Em 11 dias de greve de fome encerrada na quinta-feira 6, um franzino bispo franciscano, chamado Luiz Flávio Cappio, transformou-se numa espécie de Mahatma Gandhi do Nordeste brasileiro: sua rebeldia pacifista encurralou o governo. Conhecedor profundo do povo e das questões sociais que transbordam ao longo dos 2.700 quilômetros por onde serpenteia o Velho Chico, o bispo de Barra, no interior da Bahia, exigia a paralisação do início das obras de transposição do rio.

Integrante da ala progressista da Igreja Católica, mítico e carismático, frei Luiz conseguiu atrair multidões de fiéis à capelinha da Fazenda Bela Vista, a quatro quilômetros de Cabrobó, na divisa entre Pernambuco e Bahia, escolhida como ponto de partida de um canteiro de obras, onde o governo pretende investir cerca de R$ 4,5 bilhões para tornar viável um projeto que seria a maior obra da administração Lula e cuja execução é tema recorrente desde os tempos do Império.

“O Lula se rendeu aos interesses da elite econômica”, disse o bispo, que é também um antigo amigo do presidente.
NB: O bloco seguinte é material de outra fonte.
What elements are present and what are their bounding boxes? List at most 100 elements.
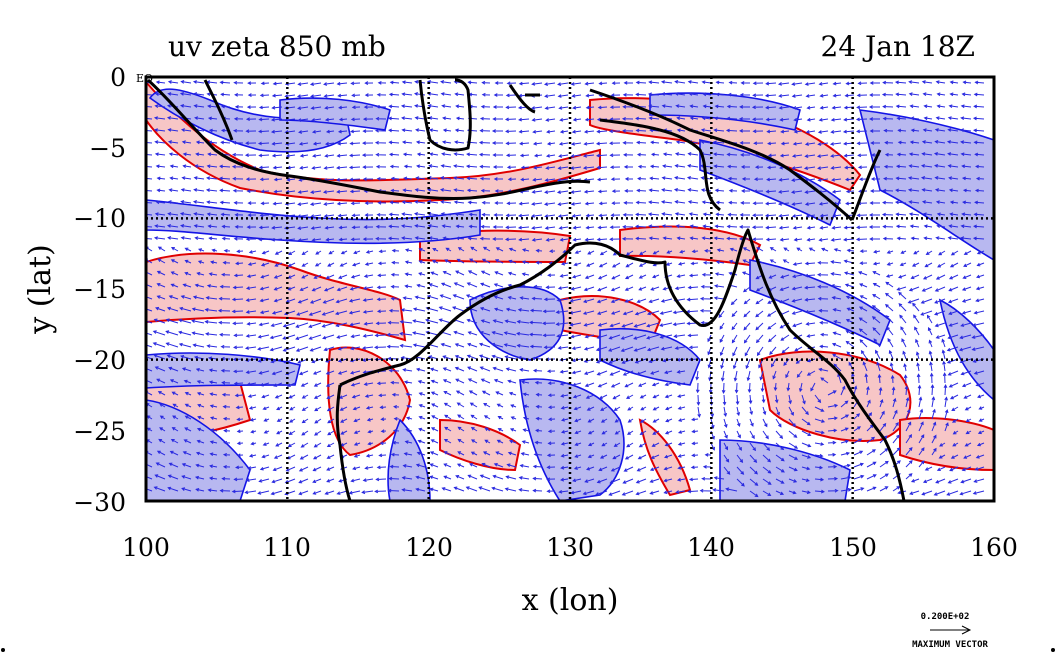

Nas eleições, quando o PT pregava a revitalização do São Francisco antes da transposição e priorizava os pobres na distribuição da água, frei Luiz sempre fez intensa campanha pela eleição do petista. Em 1994, na chamada “Caravana da Cidadania”, o candidato deslocou-se até o interior da Bahia para encontrar o frade. Desta vez, utilizando a desobediência civil como arma, ele obrigou o ministro Jacques Wagner a se deslocar até Cabrobó para negociar. E frei Luiz venceu. Só suspendeu sua greve depois que Wagner, com uma carta de Lula em punho, aceitou uma pauta de reivindicações que, na verdade, suspende por tempo indeterminado o início das obras. Os principais compromissos assumidos pelo governo são agora a revitalização do São Francisco, um amplo debate antes do início das obras e investimentos da ordem de R$ 6 bilhões durante 20 anos para recuperar os trechos degradados ao longo do seu atual leito.

Foi uma ducha de água fria nos planos do governo. Soldados do Exército já haviam iniciado levantamentos topográficos, exatamente no local previsto para o início de um dos canais. O trabalho foi documentado pelo MP e encaminhado à Procuradoria da República, em Brasília, para uma ação contra o governo por iniciar a obra, quando existia apenas a concessão de licenças para a futura execução do projeto. A juíza federal da Bahia Cíntia Araújo Lopes, em liminar, também determinou que o governo suspenda qualquer iniciativa que implique o início físico das obras.

Se não voltasse atrás, Lula corria o risco de ser responsabilizado pela morte de uma figura que vem ocupando, entre o povo humilde e religioso, o vácuo deixado por líderes carismáticos como padre Cícero e frei Damião. À esquerda dos dois, frei Luiz faz parte de uma linhagem de religiosos que, de tempos em tempos, surge no Nordeste. “Ele mexeu com a emoção e a religiosidade do povo”, reconhece o pároco de Cabrobó, Nicolau Klak. As entidades organizadas e os políticos da cidade defendem com unhas e dentes o projeto – o que acabou motivando o bispo a escolher o local como trincheira para fazer o contraponto.

O frei, de 59 anos, une a força intelectual a uma profunda relação com a população humilde. Entre outubro de 1992 e outubro de 1993, caminhou pelas duas margens do rio e, no final, colocou sua experiência num livro – Rio São Francisco caminha entre vida e morte, da Editora Vozes. Formado em economia, estudou e conhece em detalhes as especificações técnicas do projeto, o que o torna um preparado adversário do projeto do governo.